The main issue that needs to be weighed is the decision of the Irish Data Protection Commissioner who declined an investigation into the social network’s transfer of the European data to the American data centres. The reasoning of the Commissioner in making this decision was that it did not violate any law under the Safe Harbor Agreement between the EU and the US. The agreement was made in the year 2000 and was designed to prevent accidental information disclosure or loss. If the Commissioner’s reasoning was right, he would be free from the duty to investigate the matter further.
The case was brought to the courts by Max Schrems – the leader of the ‘Europe v Facebook’ group and Austrian Law student. Previously, Schrems (pictured below) has used the Irish data protection office to force Facebook to hand over more user data as when its users desire. The Commissioner exercised his power to stop Schrems’ most recent case by calling it ‘frivolous and vexatious’. However, Schrems has applied for judicial review to challenge the legality of the decision. The doctrine of judicial review is in simple terms, when an individual asks the courts to review the decision made by a public body to ensure that it is within the confines of the law and whether the public body has acted within their powers given by the law. The application of JR has resulted in the judgement of Mr Justice Hogan.
Schrems is looking to sue the American company in Ireland due to the generous tax discounts Ireland has been giving to multi national corporations such as Apple, Google and Facebook. The tax breaks are what have made Ireland the choice to be the international base and headquarters for these companies.

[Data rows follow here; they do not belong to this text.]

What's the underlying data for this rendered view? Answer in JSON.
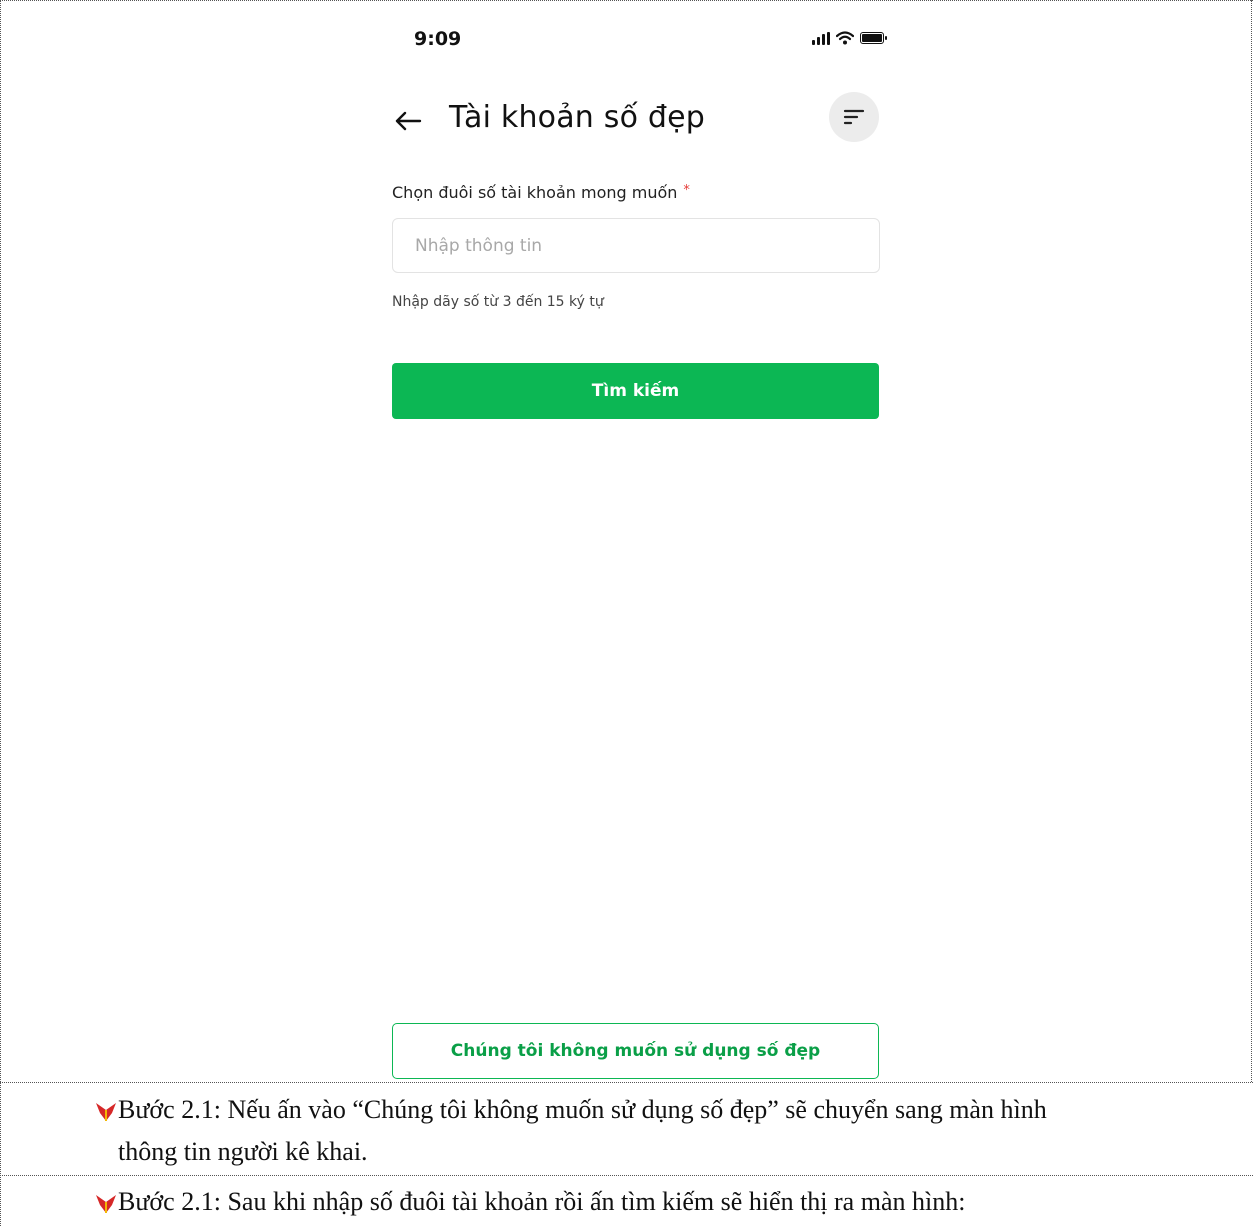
{
  "status_bar": {
    "time": "9:09",
    "icons": [
      "signal-icon",
      "wifi-icon",
      "battery-icon"
    ]
  },
  "header": {
    "title": "Tài khoản số đẹp",
    "back_icon": "arrow-left-icon",
    "filter_icon": "filter-lines-icon"
  },
  "form": {
    "label": "Chọn đuôi số tài khoản mong muốn",
    "required_mark": "*",
    "input_value": "",
    "input_placeholder": "Nhập thông tin",
    "helper": "Nhập dãy số từ 3 đến 15 ký tự",
    "search_button": "Tìm kiếm"
  },
  "footer": {
    "skip_button": "Chúng tôi không muốn sử dụng số đẹp"
  },
  "document": {
    "step1_line1": "Bước 2.1: Nếu ấn vào “Chúng tôi không muốn sử dụng số đẹp” sẽ chuyển sang màn hình",
    "step1_line2": "thông tin người kê khai.",
    "step2_line1": "Bước 2.1: Sau khi nhập số đuôi tài khoản rồi ấn tìm kiếm sẽ hiển thị ra màn hình:"
  },
  "colors": {
    "primary_green": "#0cb754",
    "required_red": "#e53935",
    "bullet_red": "#d62828",
    "bullet_yellow": "#f2b705"
  }
}
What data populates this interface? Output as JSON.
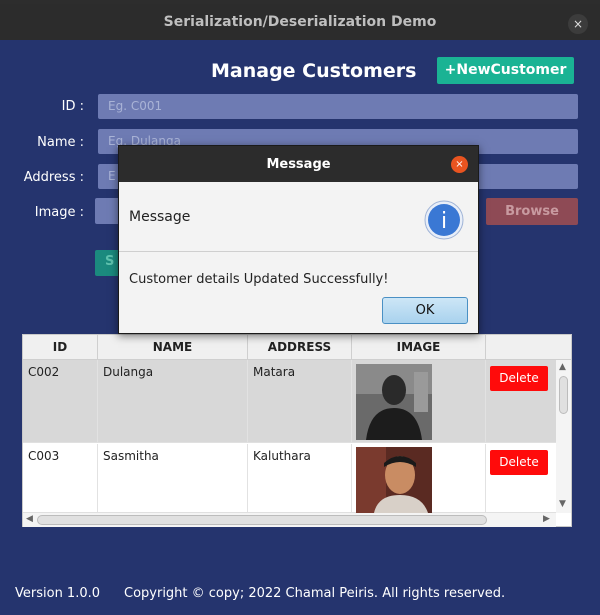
{
  "window": {
    "title": "Serialization/Deserialization Demo",
    "close_glyph": "×"
  },
  "main": {
    "heading": "Manage Customers",
    "new_button": "+NewCustomer",
    "browse_button": "Browse",
    "save_button_partial": "S",
    "fields": {
      "id_label": "ID :",
      "id_placeholder": "Eg. C001",
      "name_label": "Name :",
      "name_placeholder": "Eg. Dulanga",
      "address_label": "Address :",
      "address_placeholder": "E",
      "image_label": "Image :"
    }
  },
  "table": {
    "headers": [
      "ID",
      "NAME",
      "ADDRESS",
      "IMAGE"
    ],
    "rows": [
      {
        "id": "C002",
        "name": "Dulanga",
        "address": "Matara",
        "action": "Delete"
      },
      {
        "id": "C003",
        "name": "Sasmitha",
        "address": "Kaluthara",
        "action": "Delete"
      }
    ]
  },
  "footer": {
    "version": "Version 1.0.0",
    "copyright": "Copyright © copy; 2022 Chamal Peiris. All rights reserved."
  },
  "dialog": {
    "title": "Message",
    "header": "Message",
    "content": "Customer details Updated Successfully!",
    "ok_button": "OK",
    "close_glyph": "×",
    "info_glyph": "i"
  }
}
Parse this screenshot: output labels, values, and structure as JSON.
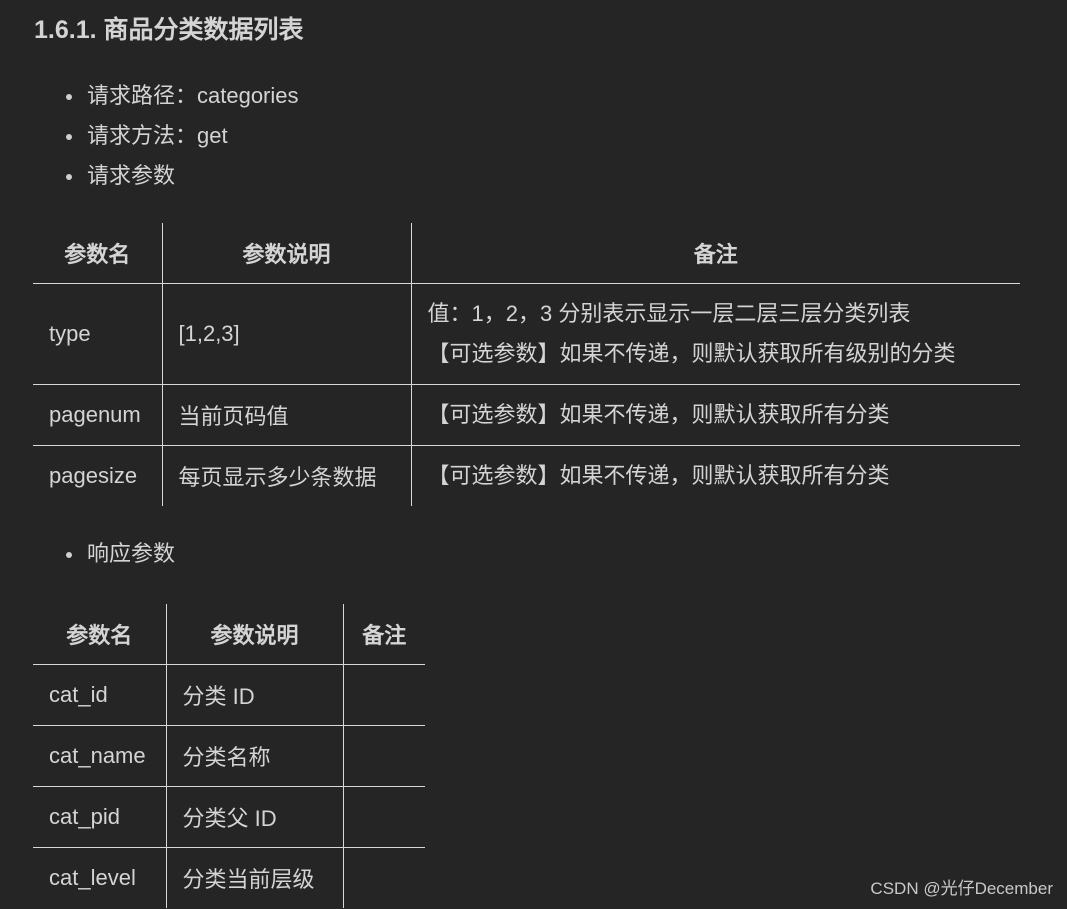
{
  "heading": "1.6.1. 商品分类数据列表",
  "request_items": [
    "请求路径：categories",
    "请求方法：get",
    "请求参数"
  ],
  "request_table": {
    "headers": [
      "参数名",
      "参数说明",
      "备注"
    ],
    "rows": [
      {
        "name": "type",
        "desc": "[1,2,3]",
        "note_lines": [
          "值：1，2，3 分别表示显示一层二层三层分类列表",
          "【可选参数】如果不传递，则默认获取所有级别的分类"
        ]
      },
      {
        "name": "pagenum",
        "desc": "当前页码值",
        "note_lines": [
          "【可选参数】如果不传递，则默认获取所有分类"
        ]
      },
      {
        "name": "pagesize",
        "desc": "每页显示多少条数据",
        "note_lines": [
          "【可选参数】如果不传递，则默认获取所有分类"
        ]
      }
    ]
  },
  "response_item": "响应参数",
  "response_table": {
    "headers": [
      "参数名",
      "参数说明",
      "备注"
    ],
    "rows": [
      {
        "name": "cat_id",
        "desc": "分类 ID",
        "note": ""
      },
      {
        "name": "cat_name",
        "desc": "分类名称",
        "note": ""
      },
      {
        "name": "cat_pid",
        "desc": "分类父 ID",
        "note": ""
      },
      {
        "name": "cat_level",
        "desc": "分类当前层级",
        "note": ""
      }
    ]
  },
  "watermark": "CSDN @光仔December"
}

The CJEU will not be ruling on the legality of PRISM nor on Facebook’s actions but these will have a fundamental concerns in the case at hand. What CJEU will decide on is whether the Commissioner’s decision was right in declining further investigation.
Mr Justice Hogan’s Judgement
The judgement by Mr Justice Hogan pointed out a few major arguments. Among them that the Safe Harbor agreement may be incompatible with Article 8 of the European Convention of Human Rights. Article 8 states the right to privacy and family life.

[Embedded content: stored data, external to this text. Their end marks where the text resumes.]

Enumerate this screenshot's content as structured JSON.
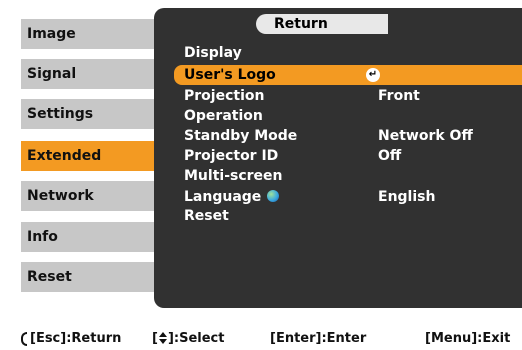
{
  "left_menu": [
    {
      "label": "Image"
    },
    {
      "label": "Signal"
    },
    {
      "label": "Settings"
    },
    {
      "label": "Extended",
      "active": true
    },
    {
      "label": "Network"
    },
    {
      "label": "Info"
    },
    {
      "label": "Reset"
    }
  ],
  "panel": {
    "return_label": "Return",
    "rows": [
      {
        "label": "Display",
        "value": ""
      },
      {
        "label": "User's Logo",
        "value": "",
        "highlighted": true,
        "icon": "enter-icon"
      },
      {
        "label": "Projection",
        "value": "Front"
      },
      {
        "label": "Operation",
        "value": ""
      },
      {
        "label": "Standby Mode",
        "value": "Network Off"
      },
      {
        "label": "Projector ID",
        "value": "Off"
      },
      {
        "label": "Multi-screen",
        "value": ""
      },
      {
        "label": "Language",
        "value": "English",
        "icon": "globe-icon"
      },
      {
        "label": "Reset",
        "value": ""
      }
    ]
  },
  "footer": {
    "esc": "[Esc]:Return",
    "select_left": "[",
    "select_right": "]:Select",
    "enter": "[Enter]:Enter",
    "menu": "[Menu]:Exit"
  },
  "colors": {
    "accent": "#f39a22",
    "panel_bg": "#313131",
    "menu_bg": "#c7c7c7"
  }
}
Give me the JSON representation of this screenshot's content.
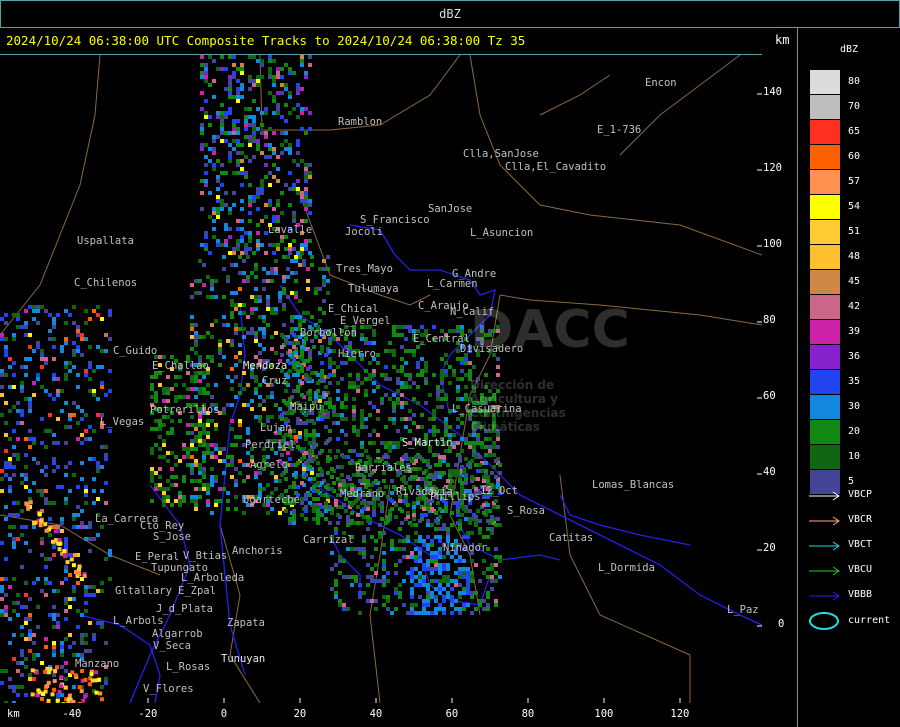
{
  "window": {
    "title": "dBZ"
  },
  "header": {
    "title": "2024/10/24 06:38:00 UTC Composite Tracks to 2024/10/24 06:38:00 Tz 35",
    "km_label": "km"
  },
  "axes": {
    "y_ticks": [
      "140",
      "120",
      "100",
      "80",
      "60",
      "40",
      "20",
      "0"
    ],
    "x_ticks": [
      "-40",
      "-20",
      "0",
      "20",
      "40",
      "60",
      "80",
      "100",
      "120"
    ],
    "x_km_label": "km"
  },
  "legend": {
    "title": "dBZ",
    "bins": [
      {
        "label": "80",
        "color": "#dcdcdc"
      },
      {
        "label": "70",
        "color": "#bebebe"
      },
      {
        "label": "65",
        "color": "#ff3020"
      },
      {
        "label": "60",
        "color": "#ff6000"
      },
      {
        "label": "57",
        "color": "#ff9050"
      },
      {
        "label": "54",
        "color": "#ffff00"
      },
      {
        "label": "51",
        "color": "#ffcc33"
      },
      {
        "label": "48",
        "color": "#ffc030"
      },
      {
        "label": "45",
        "color": "#cc8844"
      },
      {
        "label": "42",
        "color": "#cc6688"
      },
      {
        "label": "39",
        "color": "#cc22aa"
      },
      {
        "label": "36",
        "color": "#8822cc"
      },
      {
        "label": "35",
        "color": "#2244ee"
      },
      {
        "label": "30",
        "color": "#1188dd"
      },
      {
        "label": "20",
        "color": "#118811"
      },
      {
        "label": "10",
        "color": "#116611"
      },
      {
        "label": "5",
        "color": "#444499"
      }
    ],
    "tracks": [
      {
        "label": "VBCP",
        "color": "#ffffff"
      },
      {
        "label": "VBCR",
        "color": "#ffaa88"
      },
      {
        "label": "VBCT",
        "color": "#22dddd"
      },
      {
        "label": "VBCU",
        "color": "#22cc22"
      },
      {
        "label": "VBBB",
        "color": "#2222ee"
      }
    ],
    "current_label": "current",
    "current_color": "#22dddd"
  },
  "places": [
    {
      "name": "Ramblon",
      "kind": "town"
    },
    {
      "name": "Encon",
      "kind": "town"
    },
    {
      "name": "E_1-736",
      "kind": "town"
    },
    {
      "name": "Clla,SanJose",
      "kind": "town"
    },
    {
      "name": "Clla,El_Cavadito",
      "kind": "town"
    },
    {
      "name": "SanJose",
      "kind": "town"
    },
    {
      "name": "S_Francisco",
      "kind": "town"
    },
    {
      "name": "Jocoli",
      "kind": "town"
    },
    {
      "name": "Lavalle",
      "kind": "town"
    },
    {
      "name": "L_Asuncion",
      "kind": "town"
    },
    {
      "name": "Uspallata",
      "kind": "town"
    },
    {
      "name": "Tres_Mayo",
      "kind": "town"
    },
    {
      "name": "G_Andre",
      "kind": "town"
    },
    {
      "name": "Tulumaya",
      "kind": "town"
    },
    {
      "name": "L_Carmen",
      "kind": "town"
    },
    {
      "name": "C_Chilenos",
      "kind": "town"
    },
    {
      "name": "E_Chical",
      "kind": "town"
    },
    {
      "name": "E_Vergel",
      "kind": "town"
    },
    {
      "name": "C_Araujo",
      "kind": "town"
    },
    {
      "name": "N_Calif",
      "kind": "town"
    },
    {
      "name": "Borbollon",
      "kind": "town"
    },
    {
      "name": "E_Central",
      "kind": "town"
    },
    {
      "name": "C_Guido",
      "kind": "town"
    },
    {
      "name": "Hierro",
      "kind": "town"
    },
    {
      "name": "Divisadero",
      "kind": "town"
    },
    {
      "name": "Mendoza",
      "kind": "city"
    },
    {
      "name": "Cruz",
      "kind": "town"
    },
    {
      "name": "E_Challao",
      "kind": "town"
    },
    {
      "name": "Potrerillos",
      "kind": "town"
    },
    {
      "name": "L_Vegas",
      "kind": "town"
    },
    {
      "name": "Maipu",
      "kind": "town"
    },
    {
      "name": "Lujan",
      "kind": "town"
    },
    {
      "name": "Perdriel",
      "kind": "town"
    },
    {
      "name": "Agrelo",
      "kind": "town"
    },
    {
      "name": "Barriales",
      "kind": "town"
    },
    {
      "name": "L_Casuarina",
      "kind": "town"
    },
    {
      "name": "S_Martin",
      "kind": "city"
    },
    {
      "name": "Ugarteche",
      "kind": "town"
    },
    {
      "name": "Medrano",
      "kind": "town"
    },
    {
      "name": "Rivadavia",
      "kind": "town"
    },
    {
      "name": "La_Carrera",
      "kind": "town"
    },
    {
      "name": "Cto_Rey",
      "kind": "town"
    },
    {
      "name": "S_Jose",
      "kind": "town"
    },
    {
      "name": "Carrizal",
      "kind": "town"
    },
    {
      "name": "Anchoris",
      "kind": "town"
    },
    {
      "name": "E_Peral",
      "kind": "town"
    },
    {
      "name": "V_Btias",
      "kind": "town"
    },
    {
      "name": "Tupungato",
      "kind": "town"
    },
    {
      "name": "L_Arboleda",
      "kind": "town"
    },
    {
      "name": "Gltallary",
      "kind": "town"
    },
    {
      "name": "E_Zpal",
      "kind": "town"
    },
    {
      "name": "J_d_Plata",
      "kind": "town"
    },
    {
      "name": "L_Arbols",
      "kind": "town"
    },
    {
      "name": "Zapata",
      "kind": "town"
    },
    {
      "name": "Algarrob",
      "kind": "town"
    },
    {
      "name": "V_Seca",
      "kind": "town"
    },
    {
      "name": "Tunuyan",
      "kind": "city"
    },
    {
      "name": "Manzano",
      "kind": "town"
    },
    {
      "name": "L_Rosas",
      "kind": "town"
    },
    {
      "name": "V_Flores",
      "kind": "town"
    },
    {
      "name": "Lomas_Blancas",
      "kind": "town"
    },
    {
      "name": "S_Rosa",
      "kind": "town"
    },
    {
      "name": "Catitas",
      "kind": "town"
    },
    {
      "name": "L_Dormida",
      "kind": "town"
    },
    {
      "name": "L_Paz",
      "kind": "town"
    },
    {
      "name": "Ninador",
      "kind": "town"
    },
    {
      "name": "Phillips",
      "kind": "town"
    },
    {
      "name": "12_Oct",
      "kind": "town"
    }
  ],
  "watermark": {
    "brand": "DACC",
    "subtitle": "Dirección de Agricultura y Contingencias Climáticas"
  }
}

The first point by Hogan was his blunt disagreement with the statement that Schrems was a vexatious complainer and explaining that with the recent fiasco with Edward Snowden, the concerns of Schrems was justified. Hogan further stated that Schrem was entitled to look into the state of affairs regarding his data being transferred to a country where his information will only be given limited protection.
Hogan however, did say that the Commissioner did make the right decision to refer to the Safe Harbor Agreement but was wrong when the Commissioner used the document as a reason to disregard the matter all together. Therefore, the question for the CJEU to decide on now is – Is the watchdog “absolutely bound” by the European Commission’s view 14 years ago that the U.S. adequately protects personal data, or “alternatively, may the office holder conduct his or her own investigation on the matter in the light of factual developments in the meantime since that Commission Decision was first published?”
Among the comments by Schrems regarding the judgement, he explained that the ‘frivolous’ complaint reasoning was an excuse by the Commissioner and he was at most, glad with the judgement. He further stated that the decision by the CJEU will affect all the operations of the American companies and expressed sympathy for them in their tough spot.